Budget before the start of the month and track as you go. It’s the key to success. Cross my heart, hope to die, stick a needle in my eye.
5. Reassign any surplus at the end of the month
If you get to the end of the month and you’ve spent your exact budget to the penny, then yer a wizard Harry, and you should expect a letter from Hogwarts any day now.
We muggles aren’t that precise. On the last day of every month (or the first day or two of the next month if it’s been a long week), revisit the budget for the closing month and zero it back out.
What the flipping flying mongoose does that mean?
It means if you budgeted $250 for dining out for the month but only spent $40.22, then update your dining out budget line item to $40.22
Do this for every item in your budget and pay attention to the over/under.
If you have a negative, then you need to revisit your budget and ask why. Was it a conscious choice you made for a particular situation that cropped up? If your best friend was in town for the first time in five years and wanted to go out to eat and you ended up overspending the dining out budget item by $20 but are usually under budget, then fine. Get them BOGO margaritas, girl. Update the line item and move along.
But if you find you’re constantly overspending, then reevaluate your budget. Is your budget unrealistic or are you struggling with self control? We don’t want your budget to be a ball and chain dragging you into the pits of hell, but we don’t want it to be something you nod at and then “Bye, Felicia!” with an impulse purchase three days in.
If you have a surplus, then congrats! Take that extra at the end of the month and throw it at your freedom FIRE goal. Or, if you’ve waited this long and still haven’t splurged, for goodness’ sake, get that PS5 already!
6. Second verse, same as the first
As you close out the current month’s budget, don’t forget to plan for the month ahead.
I actually like to do this before I zero the budget out at the end of the month and reassign the surplus. It might be because I’m OCD like Mr.

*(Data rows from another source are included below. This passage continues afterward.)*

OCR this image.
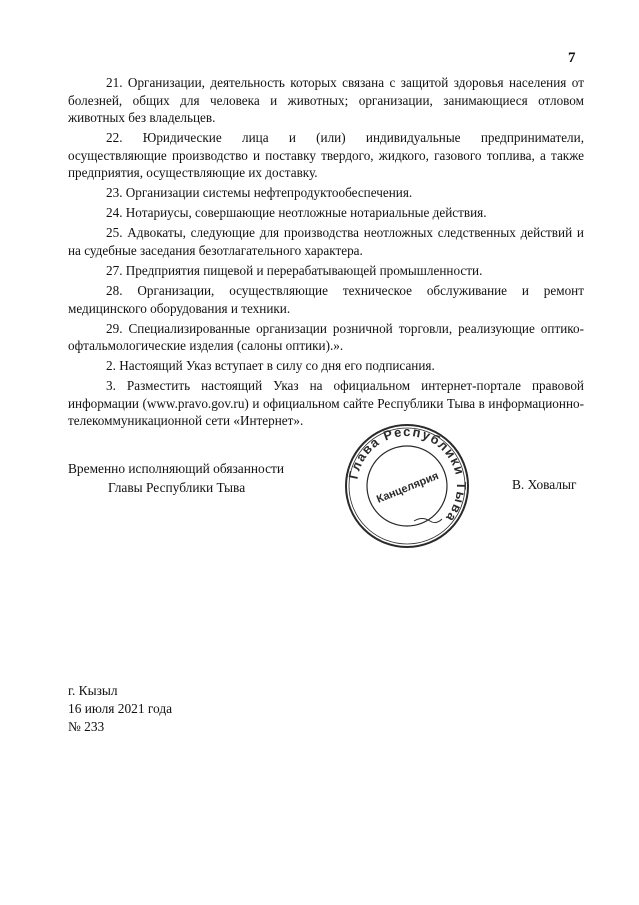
7

21. Организации, деятельность которых связана с защитой здоровья населения от болезней, общих для человека и животных; организации, занимающиеся отловом животных без владельцев.

22. Юридические лица и (или) индивидуальные предприниматели, осуществляющие производство и поставку твердого, жидкого, газового топлива, а также предприятия, осуществляющие их доставку.

23. Организации системы нефтепродуктообеспечения.

24. Нотариусы, совершающие неотложные нотариальные действия.

25. Адвокаты, следующие для производства неотложных следственных действий и на судебные заседания безотлагательного характера.

27. Предприятия пищевой и перерабатывающей промышленности.

28. Организации, осуществляющие техническое обслуживание и ремонт медицинского оборудования и техники.

29. Специализированные организации розничной торговли, реализующие оптико-офтальмологические изделия (салоны оптики).».

2. Настоящий Указ вступает в силу со дня его подписания.

3. Разместить настоящий Указ на официальном интернет-портале правовой информации (www.pravo.gov.ru) и официальном сайте Республики Тыва в информационно-телекоммуникационной сети «Интернет».

Временно исполняющий обязанности
Главы Республики Тыва
Глава Республики Тыва
Канцелярия	В. Ховалыг
г. Кызыл
16 июля 2021 года
№ 233
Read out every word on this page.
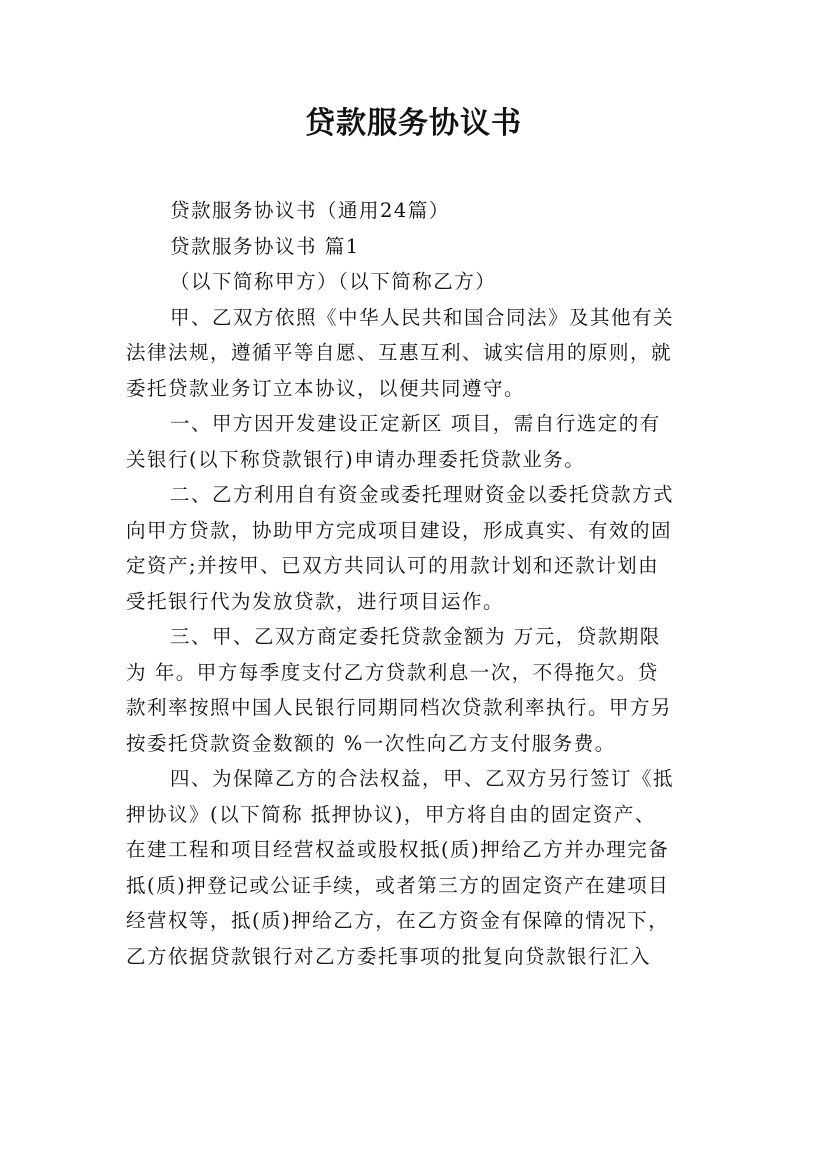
贷款服务协议书
贷款服务协议书（通用24篇）
贷款服务协议书 篇1
（以下简称甲方）（以下简称乙方）
甲、乙双方依照《中华人民共和国合同法》及其他有关
法律法规，遵循平等自愿、互惠互利、诚实信用的原则，就
委托贷款业务订立本协议，以便共同遵守。
一、甲方因开发建设正定新区 项目，需自行选定的有
关银行(以下称贷款银行)申请办理委托贷款业务。
二、乙方利用自有资金或委托理财资金以委托贷款方式
向甲方贷款，协助甲方完成项目建设，形成真实、有效的固
定资产;并按甲、已双方共同认可的用款计划和还款计划由
受托银行代为发放贷款，进行项目运作。
三、甲、乙双方商定委托贷款金额为 万元，贷款期限
为 年。甲方每季度支付乙方贷款利息一次，不得拖欠。贷
款利率按照中国人民银行同期同档次贷款利率执行。甲方另
按委托贷款资金数额的 %一次性向乙方支付服务费。
四、为保障乙方的合法权益，甲、乙双方另行签订《抵
押协议》(以下简称 抵押协议)，甲方将自由的固定资产、
在建工程和项目经营权益或股权抵(质)押给乙方并办理完备
抵(质)押登记或公证手续，或者第三方的固定资产在建项目
经营权等，抵(质)押给乙方，在乙方资金有保障的情况下，
乙方依据贷款银行对乙方委托事项的批复向贷款银行汇入
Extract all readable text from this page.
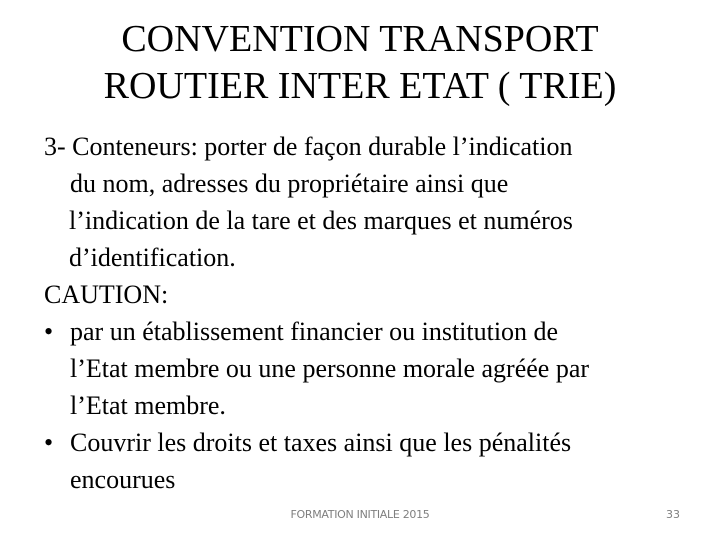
CONVENTION TRANSPORT
ROUTIER INTER ETAT ( TRIE)

3- Conteneurs: porter de façon durable l’indication
du nom, adresses du propriétaire ainsi que
l’indication de la tare et des marques et numéros
d’identification.

CAUTION:

• par un établissement financier ou institution de
l’Etat membre ou une personne morale agréée par
l’Etat membre.
• Couvrir les droits et taxes ainsi que les pénalités
encourues
FORMATION INITIALE 2015	33
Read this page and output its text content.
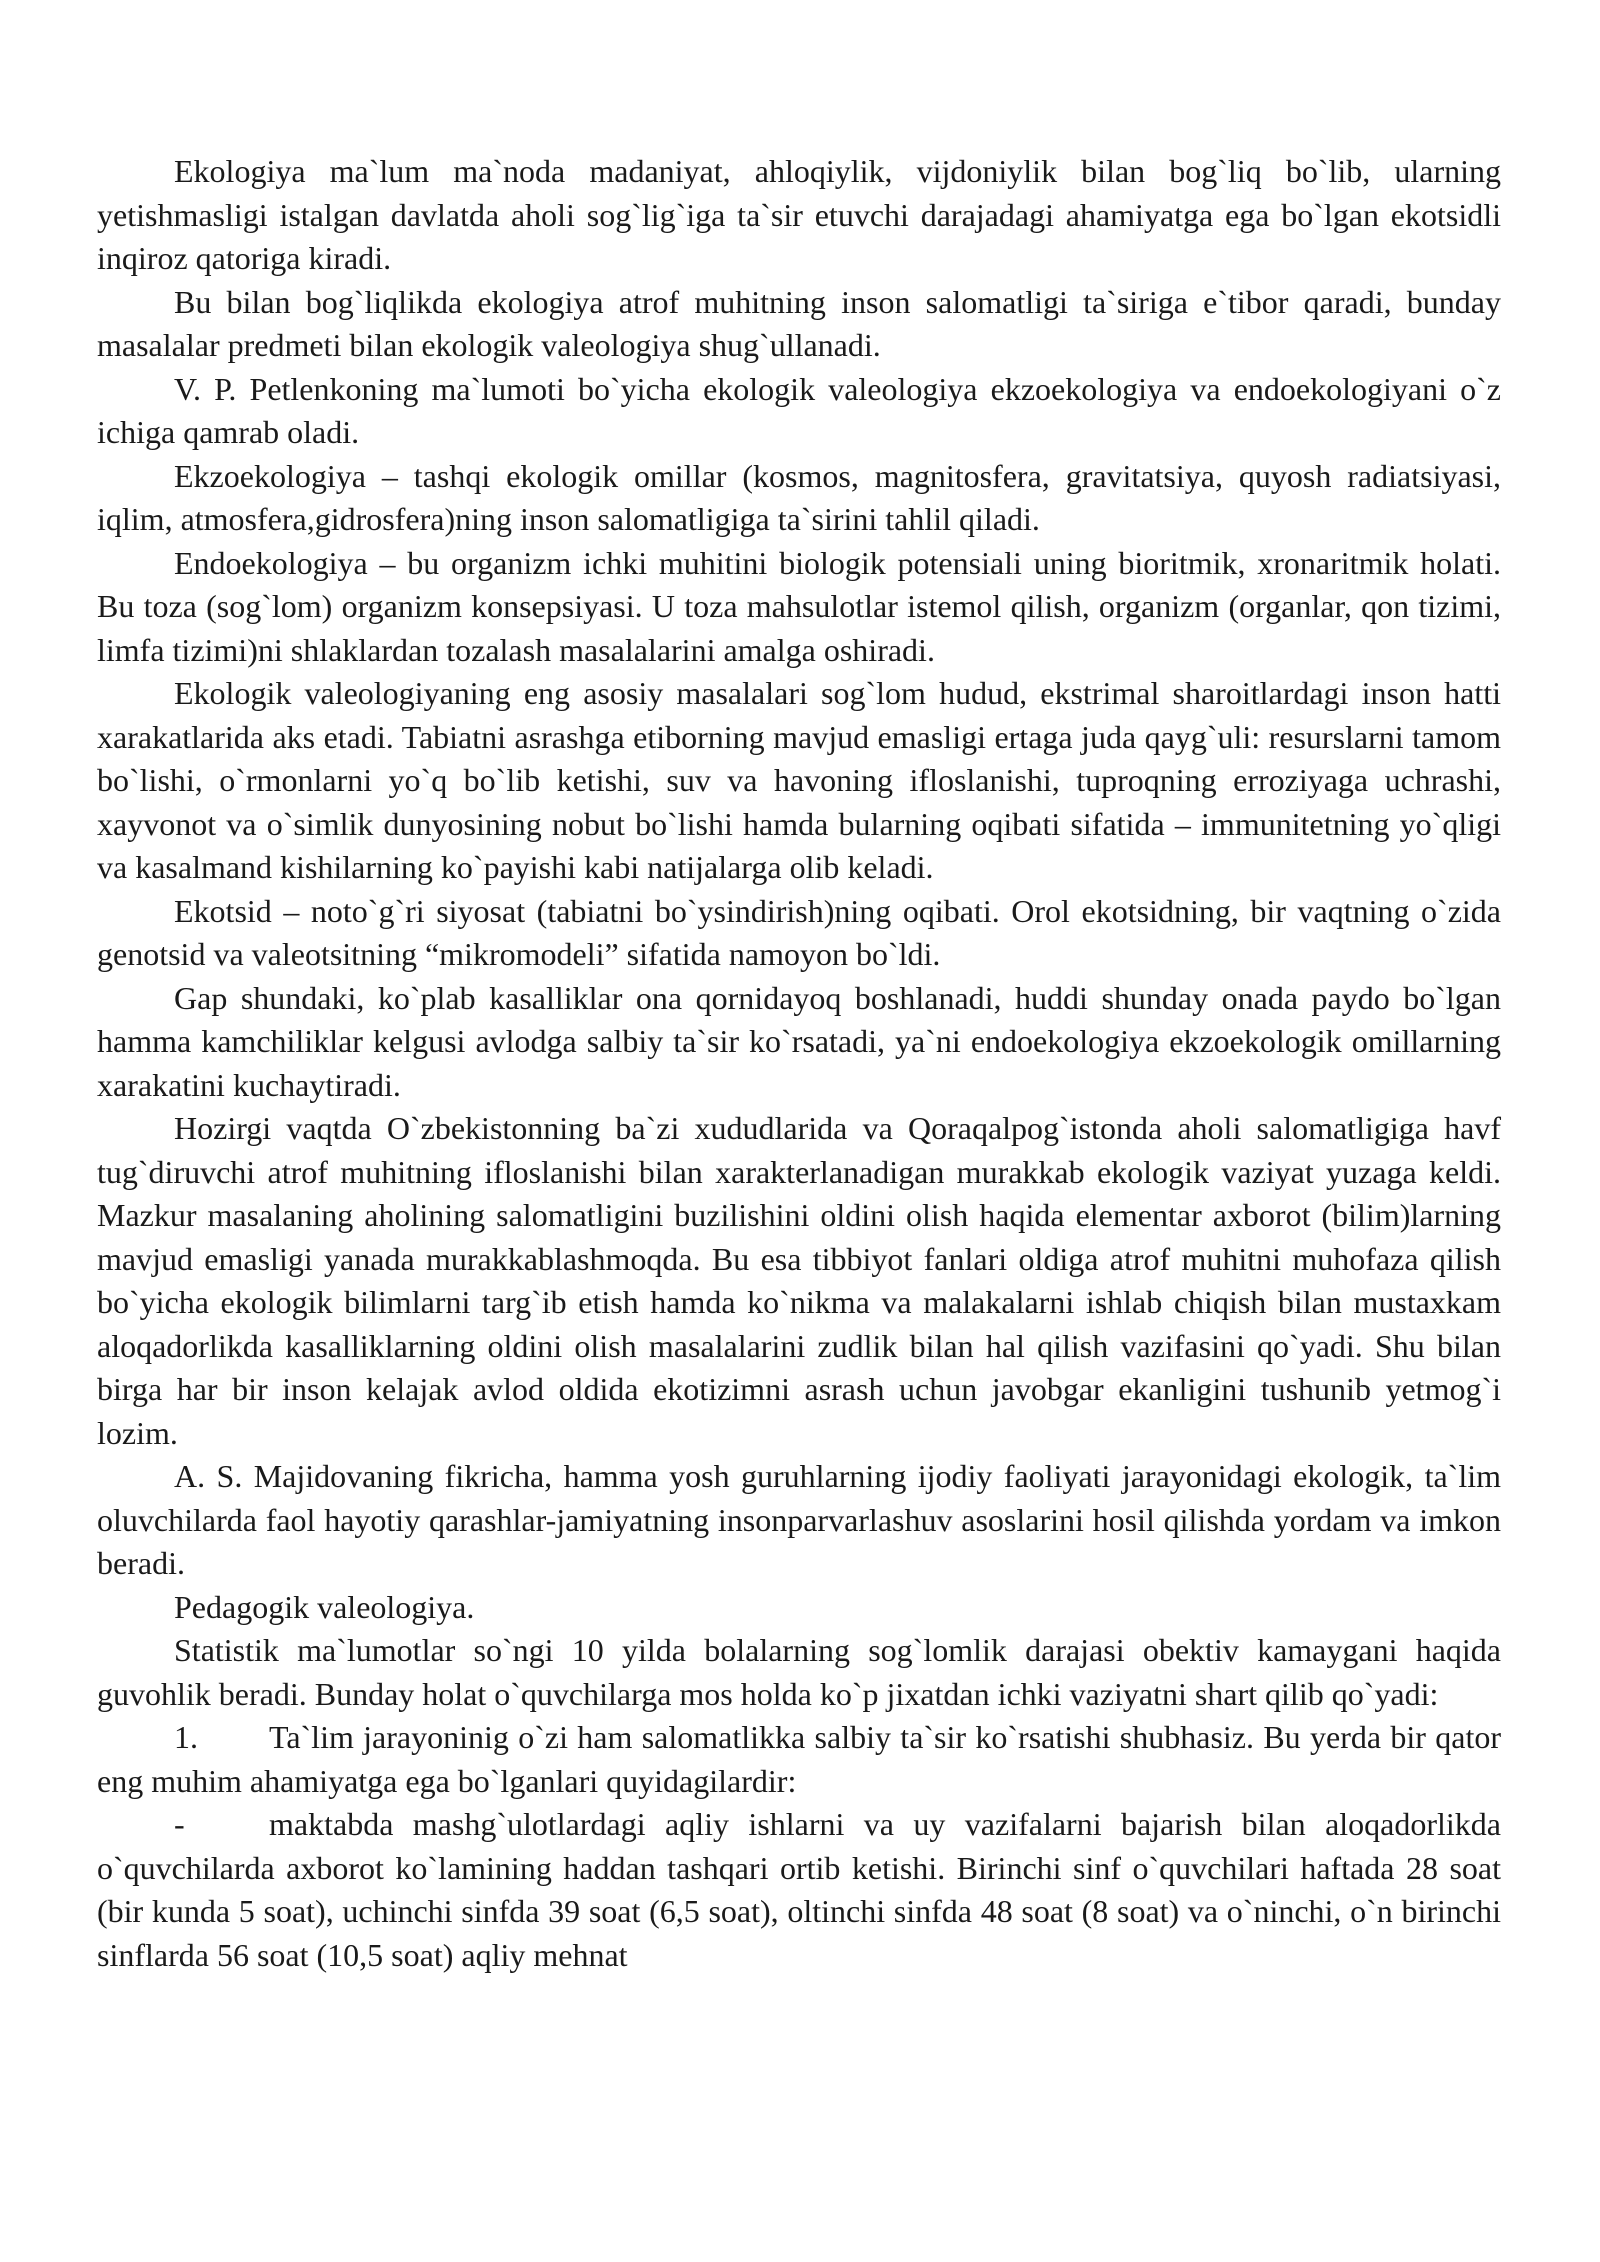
Ekologiya ma`lum ma`noda madaniyat, ahloqiylik, vijdoniylik bilan bog`liq bo`lib, ularning yetishmasligi istalgan davlatda aholi sog`lig`iga ta`sir etuvchi darajadagi ahamiyatga ega bo`lgan ekotsidli inqiroz qatoriga kiradi.

Bu bilan bog`liqlikda ekologiya atrof muhitning inson salomatligi ta`siriga e`tibor qaradi, bunday masalalar predmeti bilan ekologik valeologiya shug`ullanadi.

V. P. Petlenkoning ma`lumoti bo`yicha ekologik valeologiya ekzoekologiya va endoekologiyani o`z ichiga qamrab oladi.

Ekzoekologiya – tashqi ekologik omillar (kosmos, magnitosfera, gravitatsiya, quyosh radiatsiyasi, iqlim, atmosfera,gidrosfera)ning inson salomatligiga ta`sirini tahlil qiladi.

Endoekologiya – bu organizm ichki muhitini biologik potensiali uning bioritmik, xronaritmik holati. Bu toza (sog`lom) organizm konsepsiyasi. U toza mahsulotlar istemol qilish, organizm (organlar, qon tizimi, limfa tizimi)ni shlaklardan tozalash masalalarini amalga oshiradi.

Ekologik valeologiyaning eng asosiy masalalari sog`lom hudud, ekstrimal sharoitlardagi inson hatti xarakatlarida aks etadi. Tabiatni asrashga etiborning mavjud emasligi ertaga juda qayg`uli: resurslarni tamom bo`lishi, o`rmonlarni yo`q bo`lib ketishi, suv va havoning ifloslanishi, tuproqning erroziyaga uchrashi, xayvonot va o`simlik dunyosining nobut bo`lishi hamda bularning oqibati sifatida – immunitetning yo`qligi va kasalmand kishilarning ko`payishi kabi natijalarga olib keladi.

Ekotsid – noto`g`ri siyosat (tabiatni bo`ysindirish)ning oqibati. Orol ekotsidning, bir vaqtning o`zida genotsid va valeotsitning “mikromodeli” sifatida namoyon bo`ldi.

Gap shundaki, ko`plab kasalliklar ona qornidayoq boshlanadi, huddi shunday onada paydo bo`lgan hamma kamchiliklar kelgusi avlodga salbiy ta`sir ko`rsatadi, ya`ni endoekologiya ekzoekologik omillarning xarakatini kuchaytiradi.

Hozirgi vaqtda O`zbekistonning ba`zi xududlarida va Qoraqalpog`istonda aholi salomatligiga havf tug`diruvchi atrof muhitning ifloslanishi bilan xarakterlanadigan murakkab ekologik vaziyat yuzaga keldi. Mazkur masalaning aholining salomatligini buzilishini oldini olish haqida elementar axborot (bilim)larning mavjud emasligi yanada murakkablashmoqda. Bu esa tibbiyot fanlari oldiga atrof muhitni muhofaza qilish bo`yicha ekologik bilimlarni targ`ib etish hamda ko`nikma va malakalarni ishlab chiqish bilan mustaxkam aloqadorlikda kasalliklarning oldini olish masalalarini zudlik bilan hal qilish vazifasini qo`yadi. Shu bilan birga har bir inson kelajak avlod oldida ekotizimni asrash uchun javobgar ekanligini tushunib yetmog`i lozim.

A. S. Majidovaning fikricha, hamma yosh guruhlarning ijodiy faoliyati jarayonidagi ekologik, ta`lim oluvchilarda faol hayotiy qarashlar-jamiyatning insonparvarlashuv asoslarini hosil qilishda yordam va imkon beradi.

Pedagogik valeologiya.

Statistik ma`lumotlar so`ngi 10 yilda bolalarning sog`lomlik darajasi obektiv kamaygani haqida guvohlik beradi. Bunday holat o`quvchilarga mos holda ko`p jixatdan ichki vaziyatni shart qilib qo`yadi:

1. Ta`lim jarayoninig o`zi ham salomatlikka salbiy ta`sir ko`rsatishi shubhasiz. Bu yerda bir qator eng muhim ahamiyatga ega bo`lganlari quyidagilardir:

-	maktabda mashg`ulotlardagi aqliy ishlarni va uy vazifalarni bajarish bilan aloqadorlikda o`quvchilarda axborot ko`lamining haddan tashqari ortib ketishi. Birinchi sinf o`quvchilari haftada 28 soat (bir kunda 5 soat), uchinchi sinfda 39 soat (6,5 soat), oltinchi sinfda 48 soat (8 soat) va o`ninchi, o`n birinchi sinflarda 56 soat (10,5 soat) aqliy mehnat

Monk and don’t like all the random $713.46s, $61.51s, and $40.22s littering the screen when it could be nice, clean $750.00s, $60.00s, and $50.00s.
It doesn’t matter which order you do them in, so long as you budget before the start and zero out your budget at the end of every month.
Example of a Zero-Based Budget
To show you an example of a zero-based budget, let’s check in with our favorite Jones family from Budgeting 101 that everyone likes to keep up with like they’re Kardashians.
This budget represents their plan for the month.
If they weren’t sure they were going to sell anything on Marketplace, they could have started the month balanced out to $4,850. When the extra income came in for the bike and old clothes collecting moth balls in the back of the closet, they could readjust the budget for their current journey – paying off their mountain of debt by adding the $150 to their debt snowball.
During our debt-free journey, we were sticklers to the budget. We knew that with every dollar we could add to paying off debt, the sooner we’d be done and the faster we could reach financial independence. Now that we’re debt free and climbing the FIRE ladder to our vision of freedom FIRE, we allow more leeway in the budget for our key areas of focus (food, entertainment, and vacations), but our zero-based budget keeps us on track toward our savings goals so we can hit our big life goals.